Da die Teilnehmer wieder aus allen Teilen Deutschlands anreisten, traf man sich zunächst im gemeinsamen Quartier "Taverne" in Lind zu einem lockeren Gesprächsaustausch. Den zweiten Tag des Treffens nützte der Kommandeur der Grenzlandkaserne, Oberstleutnant Mario Brux, über die derzeit vielfältigen Aufgaben des Bataillons zu referieren. Er bezog sich vor allem auf die vielfältigen Aufgaben und Einsätze des Bataillons in der seit den siebziger Jahren völlig veränderten Situation in der Bundeswehr.

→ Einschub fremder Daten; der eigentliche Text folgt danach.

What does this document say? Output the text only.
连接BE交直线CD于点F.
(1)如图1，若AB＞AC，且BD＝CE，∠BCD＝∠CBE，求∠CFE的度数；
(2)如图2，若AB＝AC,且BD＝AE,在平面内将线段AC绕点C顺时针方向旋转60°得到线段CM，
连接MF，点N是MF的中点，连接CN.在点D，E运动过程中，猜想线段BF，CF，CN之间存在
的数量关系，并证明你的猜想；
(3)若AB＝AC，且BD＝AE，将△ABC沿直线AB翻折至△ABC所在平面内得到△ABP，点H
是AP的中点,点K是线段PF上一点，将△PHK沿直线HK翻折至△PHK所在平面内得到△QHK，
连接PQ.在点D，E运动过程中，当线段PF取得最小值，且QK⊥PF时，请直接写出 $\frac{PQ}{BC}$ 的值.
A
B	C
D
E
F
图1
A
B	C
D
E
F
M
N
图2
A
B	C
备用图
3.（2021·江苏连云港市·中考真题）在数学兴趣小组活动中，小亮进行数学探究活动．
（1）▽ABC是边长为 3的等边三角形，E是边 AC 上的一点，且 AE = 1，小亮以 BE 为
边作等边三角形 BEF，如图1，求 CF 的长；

Brux sprach die Zeit des Kalten Krieges, der Ost-West-Konfrontation und einer Wehrpflichtarmee im Gegensatz zu heute an, mit einer sehr deutlich reduzierten Freiwilligenarmee und in einer sich grundsätzlich veränderten Weltlage mit globalen Aufgaben in einem völlig anderen Bedrohungsszenario. In diesem Zusammenhang berichtete der Kommandeur von den Einsätzen in Afghanistan und im Balkan sowie den Abstellungen einzelner Soldaten auch zu vielen Einsätzen in den weltweiten Krisenherden. Dazu erläuterte er den personellen Stand und die Aufgaben in Ausbildung und Erziehung, sowie die persönliche Ausstattung und Ausrüstung mit Waffen und Gerät. Nach dem Mittagessen in der "Hammerschänke" in Lukahammer setzte sich das Nachmittagsprogramm mit einem Rückblick in die Vergangenheit fort.

Zum traditionellen Abendessen in der Offiziersheim-Gesellschaft waren auch Oberstleutnant Mario Brux und Bürgermeister Heinz Weigl geladen. Dabei überreichte Brigadegeneral a.D. Eberhard Wetter an den Kommandeur das Gastgeschenk. Dies war eine Spende von über 600 Euro für die Franz-Jobst-Hilfe des Bataillons zur Unterstützung in Not geratener Soldaten und deren Familien.

Bürgermeister Heinz Weigl gab als Ehrenschirmherr des Treffens einen Rückblick über die Garnisonsstadt und ihre Zukunftspläne.